Only 21 percent of young single Americans now name a dating app as their main way of meeting people. Ask what that does to a stock price.
The figure comes from a nationally representative survey of 2,000 single American adults that the Kinsey Institute ran with DatingAdvice.com in May 2025. Among the Gen Z respondents, 21.2 percent named apps as their primary way of connecting, while 58 percent said they were focused on meeting people in person. Justin Lehmiller, the senior Kinsey research fellow who led it, put the finding plainly: "For a generation raised on technology, most of them don't actually seem to want to use technology to find love, and prefer to find it the old-fashioned way instead." A Forbes Health survey that summer found more than half of American Gen Z feel burned out often or always while using the apps, the highest rate of any age group.
So they are leaving. And the standard way to tell this story is as a moral victory: a generation gets tired of being a product, deletes the app, and finds something realer at a run club, where the interaction is direct and nobody is a curated grid of photographs. That story is not wrong. It is just not the whole ledger, and the interesting part is what the money is doing while everyone talks about authenticity.
The apps are not dying. They are shrinking on purpose and charging the survivors more. In the first quarter of 2026, Match Group, which owns Tinder and Hinge, reported that its paying users had fallen 5 percent from a year earlier, to 13.5 million, while revenue per payer rose 10 percent, to $20.90. Bumble told the same story louder: paying users down 21 percent to 3.2 million, and net earnings up 165 percent to $52.6 million, the best net margin in its public history, achieved mainly by cutting the marketing that used to chase those users in the first place. Its CEO, Whitney Wolfe Herd, described taking deliberate steps to "reset the Bumble member base" toward higher-quality members. When a company describes losing a fifth of its paying customers as a strategy, believe the accounting, not the adjective. This is a business harvesting a shrinking base, not a funeral.
And the same companies are already following the crowd out the door. Match Group's CEO, Spencer Rascoff, told investors that Gen Z wants lower-pressure connection and that the company is "embracing this trend of meeting people IRL in different modalities rather than hiding from it." Tinder is building in-person events; its Double Date feature was used by about a quarter of American women aged 18 to 22 in the first quarter. Bumble's fastest-growing corner is BFF, its friend-finding app, where group joins nearly doubled between December and March. The market for meeting in person is not being abandoned by the platforms. They are rebuilding it inside their own apps.
Which brings us to the actual winner of the offline summer, a company most people do not file under dating at all. Strava's twelfth annual Year in Sport report, drawn from more than 180 million users in over 185 countries and a global survey of 30,000 people, reads like a prospectus for the trend. New clubs on the platform nearly quadrupled in 2025, to around a million, and running clubs grew three and a half times.
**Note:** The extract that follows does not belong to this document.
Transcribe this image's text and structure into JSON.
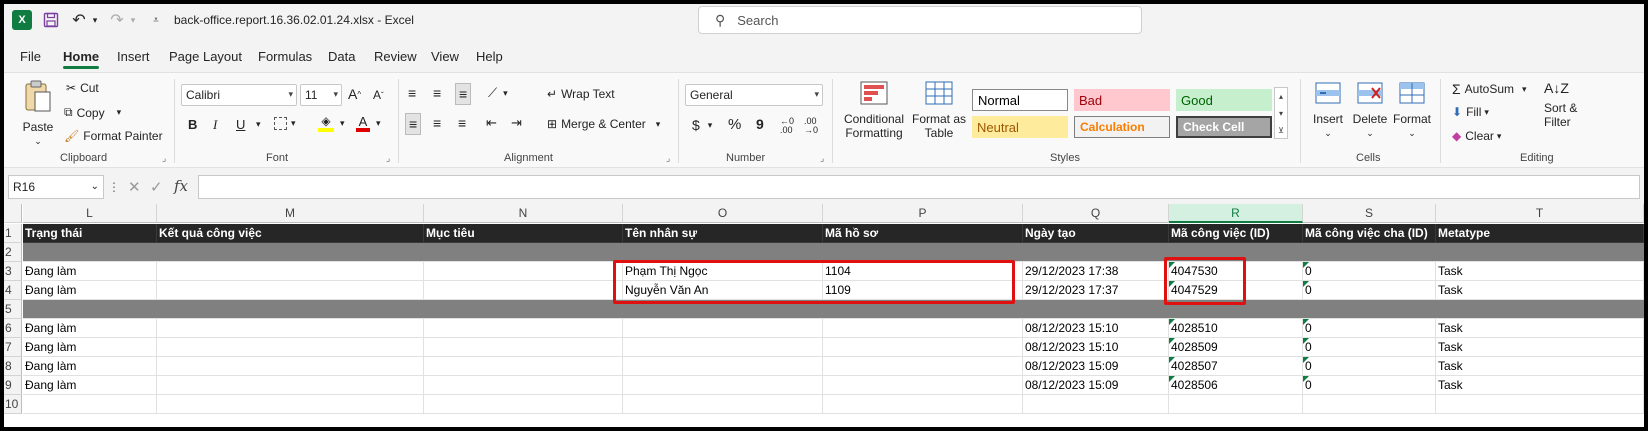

In that survey, which spanned users worldwide, 64 percent of Gen Z globally said they would rather spend money on gear than on a date, and Gen Z were 39 percent more likely than Gen X to use fitness to meet people who share their interests; 46 percent said yes to a workout first date. The company is valued at about $2.2 billion, and its CEO, Michael Martin, has said out loud that it intends to go public. His favorite data point is that more than half of Gen Z plan to use Strava more in 2026 while using Instagram and TikTok the same or less. That is not a wellness observation. That is a growth story, and someone is going to sell it to the market.
The run club itself is a genuinely good invention, and I do not want to sneer at a thing that works. In the United States, the format has hardened into a ritual. The Boston Globe reported that on Wednesday evenings more than a hundred people meet at City Hall Plaza for a three-mile, roughly five-kilometer run or a mile-and-a-half walk, and that the unattached wear black shirts so the rest can read availability at a glance. There it is: the legible, low-friction signal that the apps promised and then buried under an infinite deck. You can see who is available across a plaza. That is a real improvement on a feed.
But "free to run" is the phrase doing the quiet work, and it is not free. It presupposes the gear, which Gen Z's own confession, that they would sooner buy shoes than dinner, has already priced. It presupposes discretionary hours at six in the morning or seven at night, which shift workers and people with a second job and single parents do not have. It presupposes a body that runs three miles without pain, which is its own inheritance. And it presupposes a neighborhood with a coffee shop to gather outside of, a safe route, and a crowd you would want to be sorted into. The singles bar had a cover charge you could see on a sign by the door. The run club's cover is baked into who is able to show up at all, which is why I read it as the more effective sorting mechanism, not the more open one.
None of this means the swing is fake. Americans are lonelier than the apps could fix, and they have found each other in a way that involves weather and effort and the small intimacy of being out of breath next to a stranger. That is worth something the phone could not deliver. It is also, already, a market: a re-pricing at the incumbents, a growth story at Strava, an events line on Tinder's roadmap. The generation that got tired of being the product did not stop being the product. It just changed into activewear.